GENEL

Atamızın Anafartalardan geçtiği bugün unutuldu

Bir şehir düşünün… Yıllarca işgalin gölgesinde kalmış, özgürlüğü özlemle beklemiş. Her sokağında direnişin izleri, her taşında mücadele ve kahramanlık hatıralarıyla dolu. İşte böyle bir şehir olan İzmir, 9 Eylül 1922 sabahı, üç yıl üç ay on yedi gün süren acı, işkence ve gözyaşının ardından özgürlüğüne kavuştu. O gün Fahrettin Altay Paşa komutasındaki Türk süvarileri, İzmir’in sokaklarına ilk kez girdi; halk gözyaşları ve sevinç çığlıklarıyla kahramanlarını karşıladı.

Loading...

Abone Ol

İNCİ ONGUN/Bayraklar sokaklara asıldı, şehir özgürlüğe uyanmıştı. Ancak, asıl tarihî an 10 Eylül’de yaşandı: Mustafa Kemal Paşa, kurmay heyetiyle birlikte Anafartalar Caddesi’nden İzmir’e girerek kurtuluşu taçlandırdı. Yıllar içinde ise çoğu insan bu ikinci günü unuttu, 10 Eylül çoğu kez kutlanmadı. Oysa bu iki gün, İzmir’in ve milletin kaderini değiştiren iki farklı ama tamamlayıcı tarihî basamaktı.
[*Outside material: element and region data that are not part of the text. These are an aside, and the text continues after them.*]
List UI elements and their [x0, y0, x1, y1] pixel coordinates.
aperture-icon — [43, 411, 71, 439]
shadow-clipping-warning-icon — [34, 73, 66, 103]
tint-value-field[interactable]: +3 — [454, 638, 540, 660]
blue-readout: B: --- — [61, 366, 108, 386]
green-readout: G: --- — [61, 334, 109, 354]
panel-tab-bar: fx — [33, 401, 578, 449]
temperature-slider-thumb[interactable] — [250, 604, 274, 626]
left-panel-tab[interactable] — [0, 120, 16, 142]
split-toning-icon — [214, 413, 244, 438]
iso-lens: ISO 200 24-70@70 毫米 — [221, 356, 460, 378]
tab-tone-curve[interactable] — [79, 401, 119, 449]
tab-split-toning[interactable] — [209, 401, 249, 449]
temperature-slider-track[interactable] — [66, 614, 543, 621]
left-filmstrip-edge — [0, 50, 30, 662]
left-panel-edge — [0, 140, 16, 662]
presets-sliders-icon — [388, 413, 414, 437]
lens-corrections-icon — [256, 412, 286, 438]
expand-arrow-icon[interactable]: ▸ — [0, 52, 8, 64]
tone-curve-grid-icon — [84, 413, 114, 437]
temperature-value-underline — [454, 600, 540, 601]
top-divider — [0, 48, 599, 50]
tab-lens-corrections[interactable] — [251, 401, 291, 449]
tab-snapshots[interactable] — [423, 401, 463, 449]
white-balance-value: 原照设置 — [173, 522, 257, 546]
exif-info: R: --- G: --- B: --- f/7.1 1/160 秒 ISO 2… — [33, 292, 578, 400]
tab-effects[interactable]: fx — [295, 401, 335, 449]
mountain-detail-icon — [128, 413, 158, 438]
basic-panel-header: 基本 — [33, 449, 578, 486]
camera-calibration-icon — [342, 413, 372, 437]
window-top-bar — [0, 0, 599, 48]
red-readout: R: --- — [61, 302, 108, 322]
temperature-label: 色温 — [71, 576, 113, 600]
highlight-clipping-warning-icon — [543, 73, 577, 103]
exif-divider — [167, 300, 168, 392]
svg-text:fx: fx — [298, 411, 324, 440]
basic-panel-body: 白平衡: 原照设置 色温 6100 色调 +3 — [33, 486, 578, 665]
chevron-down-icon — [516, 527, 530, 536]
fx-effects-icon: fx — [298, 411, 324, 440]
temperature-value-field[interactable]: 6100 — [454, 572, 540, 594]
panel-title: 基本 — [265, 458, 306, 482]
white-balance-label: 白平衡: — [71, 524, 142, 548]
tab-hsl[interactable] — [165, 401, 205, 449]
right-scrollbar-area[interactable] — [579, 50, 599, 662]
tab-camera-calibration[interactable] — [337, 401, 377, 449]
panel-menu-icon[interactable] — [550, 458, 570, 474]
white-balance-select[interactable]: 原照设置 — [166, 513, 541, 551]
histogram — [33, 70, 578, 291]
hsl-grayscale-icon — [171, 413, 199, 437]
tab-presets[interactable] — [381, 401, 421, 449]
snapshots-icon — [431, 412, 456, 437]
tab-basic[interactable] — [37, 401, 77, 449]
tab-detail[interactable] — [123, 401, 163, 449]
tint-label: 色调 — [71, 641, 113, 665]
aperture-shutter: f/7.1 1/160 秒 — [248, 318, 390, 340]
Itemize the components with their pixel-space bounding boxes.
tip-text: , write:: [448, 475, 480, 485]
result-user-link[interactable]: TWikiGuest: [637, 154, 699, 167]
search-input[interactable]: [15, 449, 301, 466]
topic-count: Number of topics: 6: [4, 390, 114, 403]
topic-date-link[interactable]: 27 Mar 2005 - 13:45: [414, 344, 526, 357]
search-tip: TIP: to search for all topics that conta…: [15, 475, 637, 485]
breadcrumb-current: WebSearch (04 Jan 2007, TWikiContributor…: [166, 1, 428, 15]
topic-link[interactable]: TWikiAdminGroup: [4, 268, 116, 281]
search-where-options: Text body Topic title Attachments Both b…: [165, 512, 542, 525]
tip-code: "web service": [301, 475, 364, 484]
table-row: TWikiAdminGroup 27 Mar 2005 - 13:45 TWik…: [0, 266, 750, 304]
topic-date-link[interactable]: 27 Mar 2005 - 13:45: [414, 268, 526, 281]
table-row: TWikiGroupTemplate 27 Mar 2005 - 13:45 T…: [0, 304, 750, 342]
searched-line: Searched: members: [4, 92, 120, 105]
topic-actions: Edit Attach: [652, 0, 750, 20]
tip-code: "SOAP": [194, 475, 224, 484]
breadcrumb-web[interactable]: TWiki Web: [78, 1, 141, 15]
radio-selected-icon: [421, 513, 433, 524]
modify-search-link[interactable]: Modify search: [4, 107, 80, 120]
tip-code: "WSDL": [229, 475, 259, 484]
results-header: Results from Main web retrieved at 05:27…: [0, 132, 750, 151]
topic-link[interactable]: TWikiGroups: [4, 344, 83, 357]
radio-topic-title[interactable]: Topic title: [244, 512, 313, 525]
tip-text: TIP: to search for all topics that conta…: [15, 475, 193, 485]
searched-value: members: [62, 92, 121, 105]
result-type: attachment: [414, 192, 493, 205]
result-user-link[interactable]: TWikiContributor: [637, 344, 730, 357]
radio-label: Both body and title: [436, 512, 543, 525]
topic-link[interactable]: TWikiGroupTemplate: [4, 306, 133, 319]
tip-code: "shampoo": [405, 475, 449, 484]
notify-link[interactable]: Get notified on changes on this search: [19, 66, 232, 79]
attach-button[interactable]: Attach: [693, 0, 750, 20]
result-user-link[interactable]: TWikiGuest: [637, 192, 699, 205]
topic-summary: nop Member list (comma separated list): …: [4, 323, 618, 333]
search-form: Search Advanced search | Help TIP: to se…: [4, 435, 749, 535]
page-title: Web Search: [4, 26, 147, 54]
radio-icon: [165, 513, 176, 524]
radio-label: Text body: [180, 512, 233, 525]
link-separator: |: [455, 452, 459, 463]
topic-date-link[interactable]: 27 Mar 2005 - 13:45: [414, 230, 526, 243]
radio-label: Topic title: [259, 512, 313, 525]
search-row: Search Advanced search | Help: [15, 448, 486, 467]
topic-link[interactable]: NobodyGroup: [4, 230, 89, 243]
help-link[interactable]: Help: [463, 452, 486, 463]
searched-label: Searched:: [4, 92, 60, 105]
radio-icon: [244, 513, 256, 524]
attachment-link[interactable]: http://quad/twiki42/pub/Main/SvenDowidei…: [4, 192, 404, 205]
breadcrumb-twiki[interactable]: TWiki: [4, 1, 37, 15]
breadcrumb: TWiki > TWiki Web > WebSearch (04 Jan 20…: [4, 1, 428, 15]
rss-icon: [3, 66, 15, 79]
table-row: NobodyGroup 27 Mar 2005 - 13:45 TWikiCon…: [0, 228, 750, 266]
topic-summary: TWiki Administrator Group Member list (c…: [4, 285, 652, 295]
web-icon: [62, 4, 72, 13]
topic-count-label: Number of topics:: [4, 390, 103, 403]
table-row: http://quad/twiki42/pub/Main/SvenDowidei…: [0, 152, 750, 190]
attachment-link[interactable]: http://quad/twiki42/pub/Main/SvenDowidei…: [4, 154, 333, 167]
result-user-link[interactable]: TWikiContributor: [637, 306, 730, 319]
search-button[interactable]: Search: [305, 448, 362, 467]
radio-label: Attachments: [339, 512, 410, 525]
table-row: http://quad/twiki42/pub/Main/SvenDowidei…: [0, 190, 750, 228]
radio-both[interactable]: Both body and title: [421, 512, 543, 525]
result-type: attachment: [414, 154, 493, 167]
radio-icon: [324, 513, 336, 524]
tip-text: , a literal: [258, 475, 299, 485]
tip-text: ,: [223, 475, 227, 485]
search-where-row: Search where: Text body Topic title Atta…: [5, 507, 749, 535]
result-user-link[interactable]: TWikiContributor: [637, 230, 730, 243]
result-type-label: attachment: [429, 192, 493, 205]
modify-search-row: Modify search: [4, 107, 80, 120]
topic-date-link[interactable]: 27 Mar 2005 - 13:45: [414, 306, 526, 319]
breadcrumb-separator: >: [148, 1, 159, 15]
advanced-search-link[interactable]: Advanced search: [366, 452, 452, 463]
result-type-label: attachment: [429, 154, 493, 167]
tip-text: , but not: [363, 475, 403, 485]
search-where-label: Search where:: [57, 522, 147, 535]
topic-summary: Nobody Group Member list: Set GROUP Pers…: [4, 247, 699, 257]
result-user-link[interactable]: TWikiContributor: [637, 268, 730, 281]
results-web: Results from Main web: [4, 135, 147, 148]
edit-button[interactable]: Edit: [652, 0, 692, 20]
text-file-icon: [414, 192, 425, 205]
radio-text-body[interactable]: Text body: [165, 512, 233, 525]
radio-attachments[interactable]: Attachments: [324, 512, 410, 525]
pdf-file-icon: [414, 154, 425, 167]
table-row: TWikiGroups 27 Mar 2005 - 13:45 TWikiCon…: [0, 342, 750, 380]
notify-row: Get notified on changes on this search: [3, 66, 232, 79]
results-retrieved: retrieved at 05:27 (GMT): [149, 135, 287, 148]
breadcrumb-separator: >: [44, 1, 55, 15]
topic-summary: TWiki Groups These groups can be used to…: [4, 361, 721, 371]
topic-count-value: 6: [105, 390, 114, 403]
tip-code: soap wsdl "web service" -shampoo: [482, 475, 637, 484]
9 Eylül: İzmir’de Tarihi Gün

Fahrettin Altay Paşa komutasındaki Türk birlikleri, 8 Eylül akşamı düşmanı önlerine katarak İzmir’e doğru ilerledi. 9 Eylül 1922 sabahı şehir, süvarilerin nal sesleriyle uyandı; halk sokaklara dökülmüş, yıllardır bekledikleri özgürlüğün gelişini coşkuyla karşıladı. Saat 10.00’da birlikler hükümet konağına Türk bayrağını çekerek İzmir’in işgalden kurtuluşunu resmileştirdi. O gün, yalnızca bir şehrin değil, bütün bir milletin kaderi değişmişti.

10 Eylül: Atatürk İzmir’e Giriyor

10 Eylül sabahı, Mustafa Kemal Paşa ve kurmay heyeti İzmir’e ulaştı. Süvarilerin geçtiği Anafartalar Caddesi’nden araçla ilerledi. Halide Edip de aynı günü şu sözlerle anlatır:
“Öğle vakti zeytin dallarıyla süslenmiş beş otomobille İzmir’e hareket ettik. Askerler yanda yürüyorlardı. Ben, yürüyen askerlerle olamadığıma hayıflanıyordum.” Halk o gün büyük bir coşkuyla kurtuluşu kutladı; çocuklar koşuyor, kadınlar ve erkekler bayraklarla Mustafa Kemal Paşa’yı karşılıyor, gözyaşları sevinçle karışıyordu. Duvarlarda, İzmirli hanımefendilerin yazdığı sözler yer alıyordu: “Vatanın sinesini sarmıştı kahır ve sefalet. Şark’tan zuhur edip kurtardı vatanı Gazi Mustafa Kemal.” İşte o an, sadece bir karşılaşma değil; halkın sevinci, gözyaşları ve bağımsızlık coşkusuyla dolu, unutulmaz bir andı.

“Bu Başarı Milletindir”

Atatürk, beraberinde Mareşal Fevzi Çakmak, İsmet İnönü Paşa ve kurmay heyetiyle İzmir’e girdi. Fahrettin Altay Paşa ile buluştuktan sonra doğruca hükümet konağına geçti. Konak Meydanı hınca hınç dolmuştu. Halk, kurtarıcılarını alkışlarla, bayraklarla, gözyaşlarıyla karşıladı. Hükümet Konağı balkonuna çıktığında dile getirdiği söz şöyleydi: “Bu başarı milletindir.”

Bayraklar Bir Gün Daha Kalmalıydı, Toplatıldı

9 Eylül kutlaması için asılan ay yıldızlı bayraklar, Atamızın geçtiği 10 Eylül sabahı toplatıldı. Oysaki bugün tarihî caddeden marşlar çalan bir bandonun geçmesini ve bir etkinlik düzenlenmesini özlemle bekleyen Anafartalar Caddesi’ndeki esnaf ve vatandaşlar hayal kırıklığına uğradı.